For those fortunate enough to have never experienced them, the “holiday blues” are something of a mystery.
Outside of battling the crowds at the mall or suffering through the same 10 yuletide tunes in an endless rotation on the radio, the holiday season is meant to be a time of happiness and joy. But it is this very expectation of warm feelings and good times that can depress people who don’t end up experiencing such things. In other words, in a season in which people are expected to be happy, anything short of that becomes more obvious and alarming to the person who isn’t feeling it.
“The holidays are a joyous time for many people, but for others, this season can bring an array of challenges,” explains Chandra Lyles, a manager of psychiatric social services for Community Healthcare System. “Family stress is one of the top contributors to holiday blues, with unhealthy boundaries, financial struggles and substance misuse increasing the potential for family conflict. Grief and loss present additional factors that can weigh heavily at this time of year.”
Besides those experiencing family conflicts or loss, people who have no close contacts and are prone to isolation may be particularly vulnerable to the holiday blues. Other factors, including mental health issues (such as anxiety or depression) and even the cold weather and limited daylight, can contribute to the blues at this time of year.
But as challenging as the holiday blues can be during a typical year, 2020 presents a new and significant wrinkle in the form of the ongoing coronavirus pandemic. Already a factor in increased mental strain among a shuttered and isolated population, the depressive effects of COVID-19 figure to get worse as winter again bears down and traditional holiday gatherings are widely upended.
“We have already been seeing an increase of mental health ailments, especially depression, and I think we’ll continue to see this carry over to the holidays,” says Aneece Alicia, a therapist at New Leaf Resources in Crown Point. “Many families are postponing celebrations or scaling down their gathering sizes for the holidays, which means many meaningful traditions will be different this year. Couple that with the potential for increased financial woes and you may see an increase in depression.”
Lyles and Alicia believe the best way for those trying to cope is to come to grips with the reality that things will be different and try to build new traditions and memories.
Lyles recommends activities such as a virtual baking competition among friends or relatives or a contest to see who can make the best decorations out of non-conventional items. She also says those with extra time and/or money may want to look for ways to bring cheer to those who are less fortunate.
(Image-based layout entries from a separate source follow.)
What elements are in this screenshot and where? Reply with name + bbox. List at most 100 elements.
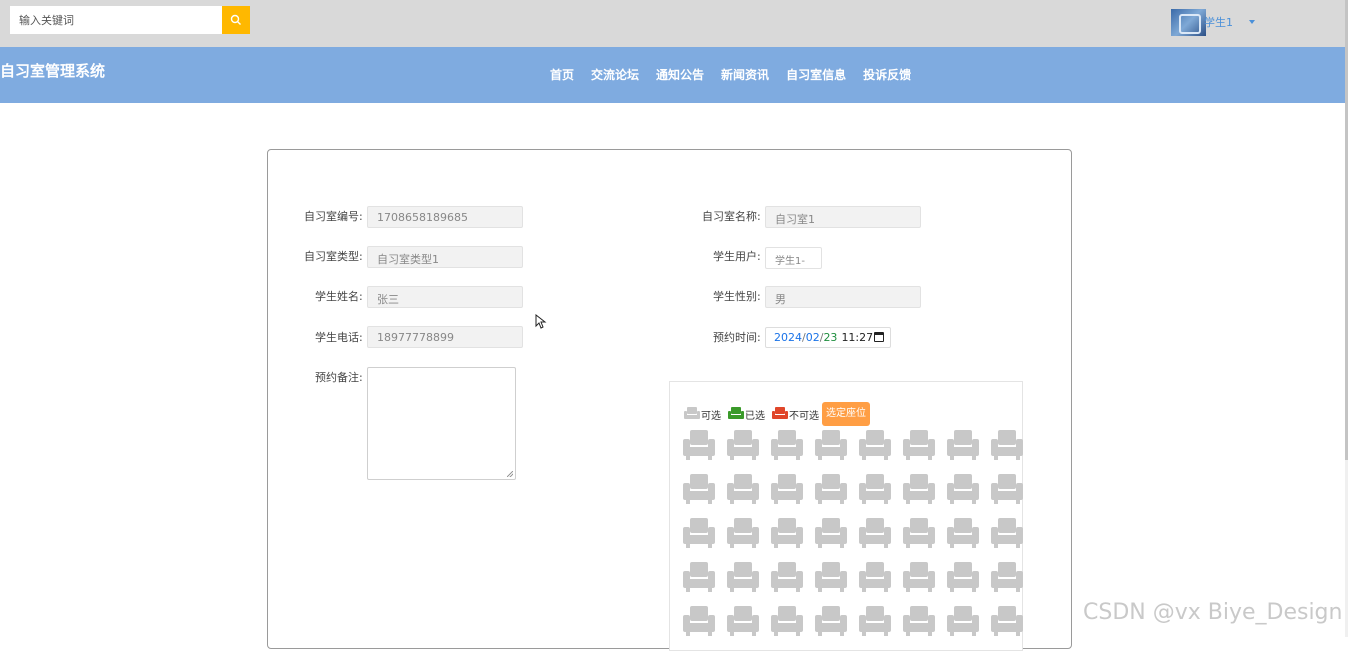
seat[interactable] bbox=[677, 606, 721, 650]
seat-icon bbox=[727, 562, 759, 592]
seat-icon bbox=[727, 606, 759, 636]
seat[interactable] bbox=[765, 430, 809, 474]
nav-item-home[interactable]: 首页 bbox=[550, 66, 574, 83]
seat[interactable] bbox=[765, 474, 809, 518]
seat[interactable] bbox=[985, 518, 1029, 562]
student-user-select[interactable]: 学生1- bbox=[765, 247, 822, 269]
caret-down-icon[interactable] bbox=[1249, 20, 1255, 24]
seat-available-icon bbox=[684, 407, 700, 419]
seat[interactable] bbox=[809, 518, 853, 562]
room-type-field[interactable]: 自习室类型1 bbox=[367, 246, 523, 268]
reserve-month: 02 bbox=[805, 331, 820, 344]
legend-unavailable: 不可选 bbox=[772, 407, 819, 422]
mouse-cursor-icon bbox=[535, 314, 547, 329]
nav-item-news[interactable]: 新闻资讯 bbox=[721, 66, 769, 83]
seat[interactable] bbox=[853, 430, 897, 474]
seat[interactable] bbox=[941, 474, 985, 518]
seat[interactable] bbox=[677, 562, 721, 606]
seat[interactable] bbox=[809, 430, 853, 474]
seat[interactable] bbox=[941, 430, 985, 474]
student-name-label: 学生姓名: bbox=[315, 290, 363, 303]
search-button[interactable] bbox=[222, 6, 250, 34]
seat[interactable] bbox=[809, 606, 853, 650]
seat[interactable] bbox=[853, 474, 897, 518]
seat[interactable] bbox=[677, 430, 721, 474]
nav-item-feedback[interactable]: 投诉反馈 bbox=[863, 66, 911, 83]
seat[interactable] bbox=[765, 606, 809, 650]
seat[interactable] bbox=[897, 606, 941, 650]
seat[interactable] bbox=[853, 518, 897, 562]
seat-icon bbox=[683, 430, 715, 460]
search-icon bbox=[230, 14, 241, 25]
site-title: 自习室管理系统 bbox=[0, 62, 106, 80]
seat[interactable] bbox=[985, 430, 1029, 474]
seat-icon bbox=[815, 562, 847, 592]
reserve-clock: 11:27 bbox=[841, 331, 874, 344]
nav-item-study-room[interactable]: 自习室信息 bbox=[786, 66, 846, 83]
user-menu[interactable]: 学生1 bbox=[1171, 8, 1255, 36]
seat-icon bbox=[903, 606, 935, 636]
seat[interactable] bbox=[721, 518, 765, 562]
search-input[interactable] bbox=[10, 6, 222, 34]
seat-icon bbox=[683, 562, 715, 592]
seat-icon bbox=[771, 606, 803, 636]
student-phone-field[interactable]: 18977778899 bbox=[367, 326, 523, 348]
seat-icon bbox=[947, 518, 979, 548]
seat[interactable] bbox=[897, 474, 941, 518]
seat[interactable] bbox=[677, 474, 721, 518]
seat[interactable] bbox=[985, 474, 1029, 518]
seat-icon bbox=[903, 518, 935, 548]
seat[interactable] bbox=[721, 562, 765, 606]
seat-grid bbox=[677, 430, 1029, 650]
seat[interactable] bbox=[809, 474, 853, 518]
seat-legend: 可选 已选 不可选 选定座位 bbox=[684, 402, 870, 426]
seat-icon bbox=[903, 474, 935, 504]
seat[interactable] bbox=[985, 606, 1029, 650]
seat-taken-icon bbox=[728, 407, 744, 419]
student-gender-field[interactable]: 男 bbox=[765, 286, 921, 308]
seat[interactable] bbox=[765, 562, 809, 606]
seat[interactable] bbox=[721, 430, 765, 474]
seat[interactable] bbox=[853, 562, 897, 606]
seat[interactable] bbox=[897, 518, 941, 562]
seat[interactable] bbox=[941, 606, 985, 650]
reserve-time-input[interactable]: 2024/02/23 11:27 bbox=[765, 327, 891, 348]
remark-label: 预约备注: bbox=[315, 371, 363, 384]
seat[interactable] bbox=[809, 562, 853, 606]
seat[interactable] bbox=[721, 606, 765, 650]
seat-icon bbox=[815, 430, 847, 460]
room-name-label: 自习室名称: bbox=[702, 210, 761, 223]
seat-icon bbox=[947, 474, 979, 504]
reserve-time-label: 预约时间: bbox=[713, 331, 761, 344]
room-no-field[interactable]: 1708658189685 bbox=[367, 206, 523, 228]
seat[interactable] bbox=[677, 518, 721, 562]
avatar[interactable] bbox=[1171, 8, 1206, 36]
seat-icon bbox=[815, 518, 847, 548]
seat-icon bbox=[947, 430, 979, 460]
seat[interactable] bbox=[765, 518, 809, 562]
seat[interactable] bbox=[897, 562, 941, 606]
top-bar: 学生1 bbox=[0, 0, 1348, 47]
student-gender-label: 学生性别: bbox=[713, 290, 761, 303]
legend-taken-label: 已选 bbox=[745, 410, 765, 422]
seat[interactable] bbox=[941, 562, 985, 606]
seat[interactable] bbox=[853, 606, 897, 650]
seat-icon bbox=[991, 474, 1023, 504]
seat[interactable] bbox=[985, 562, 1029, 606]
seat-icon bbox=[903, 430, 935, 460]
calendar-icon[interactable] bbox=[874, 332, 884, 342]
room-name-field[interactable]: 自习室1 bbox=[765, 206, 921, 228]
nav-item-forum[interactable]: 交流论坛 bbox=[591, 66, 639, 83]
seat[interactable] bbox=[941, 518, 985, 562]
remark-textarea[interactable] bbox=[367, 367, 516, 480]
watermark: CSDN @vx Biye_Design bbox=[1083, 600, 1343, 625]
legend-available-label: 可选 bbox=[701, 410, 721, 422]
resize-handle-icon[interactable] bbox=[507, 471, 513, 477]
user-name[interactable]: 学生1 bbox=[1204, 14, 1233, 30]
student-name-field[interactable]: 张三 bbox=[367, 286, 523, 308]
nav-item-notices[interactable]: 通知公告 bbox=[656, 66, 704, 83]
seat[interactable] bbox=[721, 474, 765, 518]
select-seat-button[interactable]: 选定座位 bbox=[822, 402, 870, 426]
seat[interactable] bbox=[897, 430, 941, 474]
seat-icon bbox=[991, 562, 1023, 592]
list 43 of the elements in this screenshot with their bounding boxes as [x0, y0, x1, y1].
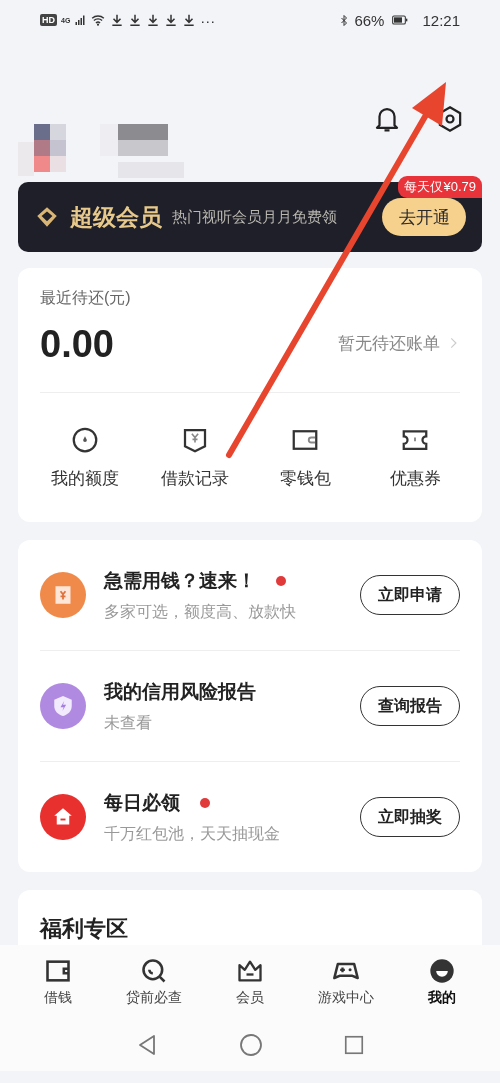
download-icon: [182, 13, 197, 27]
shortcut-link[interactable]: 借款记录: [161, 467, 229, 490]
tab[interactable]: 我的: [428, 989, 456, 1007]
service-subtitle: 多家可选，额度高、放款快: [104, 601, 297, 622]
recents-icon[interactable]: [343, 1034, 365, 1056]
section-title: 福利专区: [40, 916, 129, 942]
tab[interactable]: 贷前必查: [126, 989, 182, 1007]
tab[interactable]: 会员: [236, 989, 264, 1007]
download-icon: [110, 13, 125, 27]
repay-amount: 0.00: [40, 323, 115, 366]
home-icon[interactable]: [239, 1033, 263, 1057]
repay-label: 最近待还(元): [40, 288, 131, 308]
shortcut-link[interactable]: 我的额度: [51, 467, 119, 490]
service-subtitle: 未查看: [104, 712, 153, 733]
wifi-icon: [90, 13, 107, 27]
tab[interactable]: 游戏中心: [318, 989, 374, 1007]
battery-percent: 66%: [354, 11, 385, 29]
shortcut-link[interactable]: 零钱包: [279, 467, 331, 490]
more-indicator: ···: [200, 11, 216, 29]
activate-button[interactable]: 去开通: [382, 198, 466, 236]
vip-title: 超级会员: [70, 202, 162, 232]
hd-indicator: HD: [40, 14, 57, 26]
coin-icon: [70, 425, 100, 455]
service-button[interactable]: 查询报告: [360, 686, 460, 726]
clock-time: 12:21: [422, 11, 460, 29]
service-title: 急需用钱？速来！: [104, 568, 256, 593]
service-subtitle: 千万红包池，天天抽现金: [104, 823, 281, 844]
tab[interactable]: 借钱: [44, 989, 72, 1007]
service-button[interactable]: 立即抽奖: [360, 797, 460, 837]
profile-icon: [428, 957, 456, 985]
signal-icon: [74, 13, 87, 27]
download-icon: [146, 13, 161, 27]
download-icon: [128, 13, 143, 27]
no-bill-link[interactable]: 暂无待还账单: [338, 331, 440, 355]
search-icon: [140, 957, 168, 985]
wallet-icon: [44, 957, 72, 985]
download-icon: [164, 13, 179, 27]
vip-subtitle: 热门视听会员月月免费领: [172, 207, 338, 227]
price-tag: 每天仅¥0.79: [398, 176, 482, 198]
service-button[interactable]: 立即申请: [360, 575, 460, 615]
service-title: 我的信用风险报告: [104, 679, 256, 704]
shortcut-link[interactable]: 优惠券: [389, 467, 441, 490]
service-title: 每日必领: [104, 790, 180, 815]
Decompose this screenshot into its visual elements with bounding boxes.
Alicia says many people this year will likely rely on video conferencing to connect with those they love or will scale their gatherings way down in accordance with Centers for Disease Control and Prevention, state and local guidelines.
“Try to see the silver lining in this and take the good in the situation,” Alicia notes. “Focus on what you can do instead of what you can’t do. This year may, in the end, bring us a much-needed break from the typical hustle and bustle.”
Lyles adds that it may help to keep telling oneself that this situation is temporary. Once we get through the pandemic, we’ll be able to look back and see that the true spirit of the holidays can live on — even during a most unusual year.
“Some events may be missing, but love is not,” Lyles says. “By trying to focus on ways to show love and have fun with the people we care about, rather than allowing ourselves to focus on things that are missing, we can teach our brain to look at things from a healthier perspective.”